The “think tanks” (if any were involved) could have deduced the amendment’s dangerous impact from the first 20 pages of this report. Furthermore, neither the members of the National Transgender Welfare Board nor their state-level committees were consulted before drafting the Bill, which is evident in its regressive stance. This Bill clearly directs towards a monopoly of religious, regional, and gender biases in legislative, policy-making, and political decisions — all of which are unconstitutional.
Considering these multitudes of historical contexts, the current Amendment Bill, if incorporated into an Act, will prove detrimental and disastrous to the quality of life, housing, healthcare, and employment of thousands of transgender people. Transgender is an umbrella term; let’s not break its spine, and let decades of hard work, care, and resilience wash down the drain.
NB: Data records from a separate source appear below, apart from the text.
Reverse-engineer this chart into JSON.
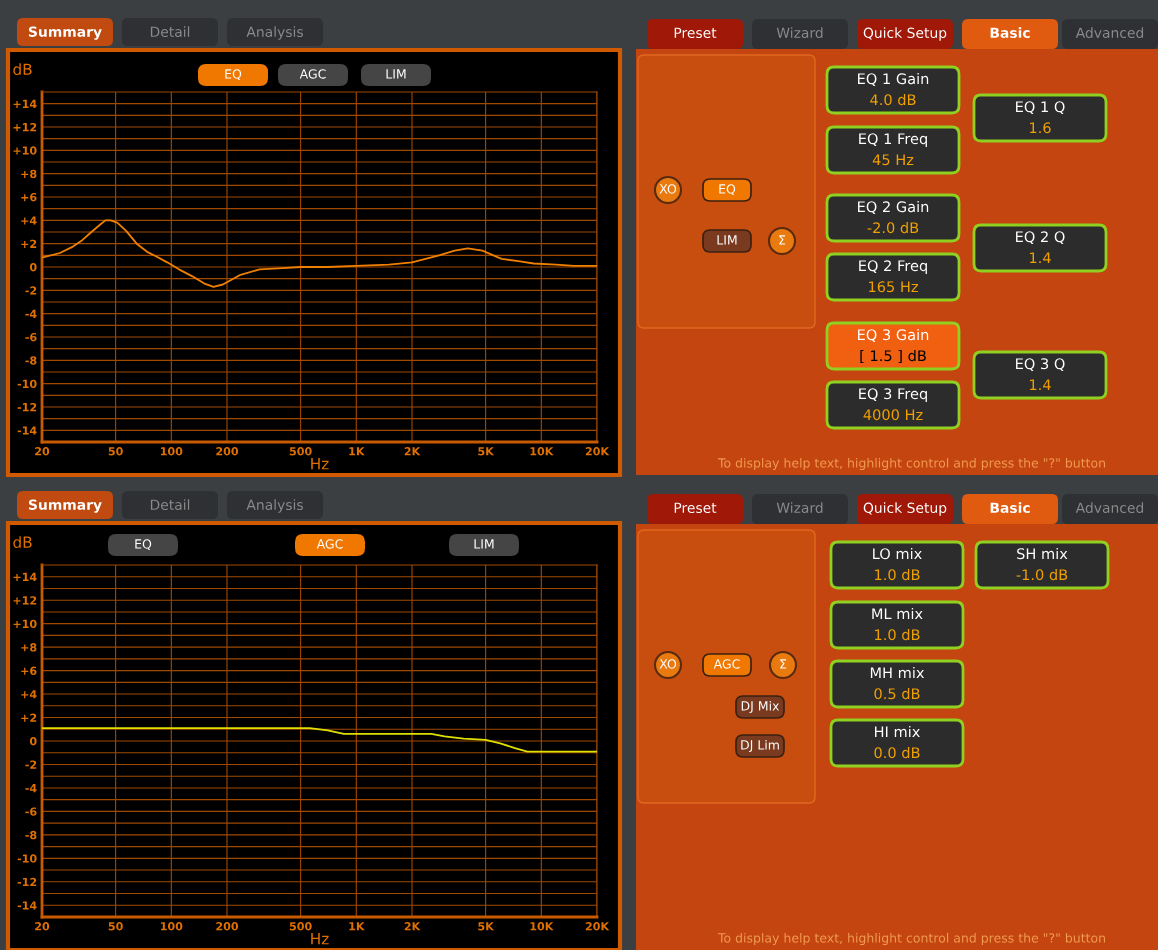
{
  "chart_data": [
    {
      "type": "line",
      "xlabel": "Hz",
      "ylabel": "dB",
      "log": "x",
      "grid": true,
      "line_style": "solid",
      "annotations": [
        "Summary",
        "Detail",
        "Analysis",
        "EQ",
        "AGC",
        "LIM"
      ],
      "xlim": [
        20,
        20000
      ],
      "ylim": [
        -15,
        15
      ],
      "xticks": [
        20,
        50,
        100,
        200,
        500,
        {
          "value": 1000,
          "label": "1K"
        },
        {
          "value": 2000,
          "label": "2K"
        },
        {
          "value": 5000,
          "label": "5K"
        },
        {
          "value": 10000,
          "label": "10K"
        },
        {
          "value": 20000,
          "label": "20K"
        }
      ],
      "yticks": [
        {
          "value": -14,
          "label": "-14"
        },
        {
          "value": -13,
          "label": null
        },
        {
          "value": -12,
          "label": "-12"
        },
        {
          "value": -11,
          "label": null
        },
        {
          "value": -10,
          "label": "-10"
        },
        {
          "value": -9,
          "label": null
        },
        {
          "value": -8,
          "label": "-8"
        },
        {
          "value": -7,
          "label": null
        },
        {
          "value": -6,
          "label": "-6"
        },
        {
          "value": -5,
          "label": null
        },
        {
          "value": -4,
          "label": "-4"
        },
        {
          "value": -3,
          "label": null
        },
        {
          "value": -2,
          "label": "-2"
        },
        {
          "value": -1,
          "label": null
        },
        0,
        {
          "value": 1,
          "label": null
        },
        {
          "value": 2,
          "label": "+2"
        },
        {
          "value": 3,
          "label": null
        },
        {
          "value": 4,
          "label": "+4"
        },
        {
          "value": 5,
          "label": null
        },
        {
          "value": 6,
          "label": "+6"
        },
        {
          "value": 7,
          "label": null
        },
        {
          "value": 8,
          "label": "+8"
        },
        {
          "value": 9,
          "label": null
        },
        {
          "value": 10,
          "label": "+10"
        },
        {
          "value": 11,
          "label": null
        },
        {
          "value": 12,
          "label": "+12"
        },
        {
          "value": 13,
          "label": null
        },
        {
          "value": 14,
          "label": "+14"
        }
      ],
      "series": [
        {
          "color": "#f08000",
          "x": [
            20,
            25,
            29,
            33,
            37,
            41,
            44,
            47,
            51,
            57,
            65,
            74,
            83,
            95,
            110,
            130,
            150,
            169,
            190,
            234,
            300,
            400,
            500,
            700,
            1000,
            1500,
            2000,
            2800,
            3400,
            4000,
            4800,
            6100,
            7500,
            9100,
            12000,
            15000,
            20000
          ],
          "values": [
            0.8,
            1.2,
            1.7,
            2.3,
            3.0,
            3.6,
            4.0,
            4.0,
            3.8,
            3.1,
            2.0,
            1.3,
            0.9,
            0.4,
            -0.2,
            -0.8,
            -1.4,
            -1.7,
            -1.5,
            -0.7,
            -0.2,
            -0.1,
            0,
            0,
            0.1,
            0.2,
            0.4,
            1.0,
            1.4,
            1.6,
            1.4,
            0.7,
            0.5,
            0.3,
            0.2,
            0.1,
            0.1
          ]
        }
      ]
    },
    {
      "type": "other",
      "annotations": [
        "Preset",
        "Wizard",
        "Quick Setup",
        "Basic",
        "Advanced",
        "XO",
        "EQ",
        "LIM",
        "Σ",
        "To display help text, highlight control and press the \"?\" button"
      ],
      "categories": [
        "EQ 1 Gain",
        "EQ 1 Freq",
        "EQ 2 Gain",
        "EQ 2 Freq",
        "EQ 3 Gain",
        "EQ 3 Freq",
        "EQ 1 Q",
        "EQ 2 Q",
        "EQ 3 Q"
      ],
      "value_labels": [
        "4.0 dB",
        "45 Hz",
        "-2.0 dB",
        "165 Hz",
        "[ 1.5 ] dB",
        "4000 Hz",
        "1.6",
        "1.4",
        "1.4"
      ]
    },
    {
      "type": "line",
      "xlabel": "Hz",
      "ylabel": "dB",
      "log": "x",
      "grid": true,
      "line_style": "solid",
      "annotations": [
        "Summary",
        "Detail",
        "Analysis",
        "EQ",
        "AGC",
        "LIM"
      ],
      "xlim": [
        20,
        20000
      ],
      "ylim": [
        -15,
        15
      ],
      "xticks": [
        20,
        50,
        100,
        200,
        500,
        {
          "value": 1000,
          "label": "1K"
        },
        {
          "value": 2000,
          "label": "2K"
        },
        {
          "value": 5000,
          "label": "5K"
        },
        {
          "value": 10000,
          "label": "10K"
        },
        {
          "value": 20000,
          "label": "20K"
        }
      ],
      "yticks": [
        {
          "value": -14,
          "label": "-14"
        },
        {
          "value": -13,
          "label": null
        },
        {
          "value": -12,
          "label": "-12"
        },
        {
          "value": -11,
          "label": null
        },
        {
          "value": -10,
          "label": "-10"
        },
        {
          "value": -9,
          "label": null
        },
        {
          "value": -8,
          "label": "-8"
        },
        {
          "value": -7,
          "label": null
        },
        {
          "value": -6,
          "label": "-6"
        },
        {
          "value": -5,
          "label": null
        },
        {
          "value": -4,
          "label": "-4"
        },
        {
          "value": -3,
          "label": null
        },
        {
          "value": -2,
          "label": "-2"
        },
        {
          "value": -1,
          "label": null
        },
        0,
        {
          "value": 1,
          "label": null
        },
        {
          "value": 2,
          "label": "+2"
        },
        {
          "value": 3,
          "label": null
        },
        {
          "value": 4,
          "label": "+4"
        },
        {
          "value": 5,
          "label": null
        },
        {
          "value": 6,
          "label": "+6"
        },
        {
          "value": 7,
          "label": null
        },
        {
          "value": 8,
          "label": "+8"
        },
        {
          "value": 9,
          "label": null
        },
        {
          "value": 10,
          "label": "+10"
        },
        {
          "value": 11,
          "label": null
        },
        {
          "value": 12,
          "label": "+12"
        },
        {
          "value": 13,
          "label": null
        },
        {
          "value": 14,
          "label": "+14"
        }
      ],
      "series": [
        {
          "color": "#e0e000",
          "x": [
            20,
            560,
            700,
            855,
            2540,
            3000,
            3800,
            5000,
            6000,
            7200,
            8400,
            20000
          ],
          "values": [
            1.1,
            1.1,
            0.9,
            0.6,
            0.6,
            0.4,
            0.2,
            0.1,
            -0.2,
            -0.6,
            -0.9,
            -0.9
          ]
        }
      ]
    },
    {
      "type": "other",
      "annotations": [
        "Preset",
        "Wizard",
        "Quick Setup",
        "Basic",
        "Advanced",
        "XO",
        "AGC",
        "Σ",
        "DJ Mix",
        "DJ Lim",
        "To display help text, highlight control and press the \"?\" button"
      ],
      "categories": [
        "LO mix",
        "ML mix",
        "MH mix",
        "HI mix",
        "SH mix"
      ],
      "value_labels": [
        "1.0 dB",
        "1.0 dB",
        "0.5 dB",
        "0.0 dB",
        "-1.0 dB"
      ]
    }
  ]
}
Finally, following lazy American and British anti-trans scripts should be recognised, shamed, and retaliated against with awareness, pride, and freedom. In a country whose freedom was fought for, let the transgender people be free of colonial aftertaste, live as they choose to live, love, and be.
Anasuith is a Sahitya Akademi-published Scholar of Language and Gender, and works as an Associate Education Consultant in New Delhi. She graduated from Ashoka University with a PG Diploma in Liberal Studies and an MA in English, and writes on transgender experience, the partition, and translation.
Views expressed are the author’s own.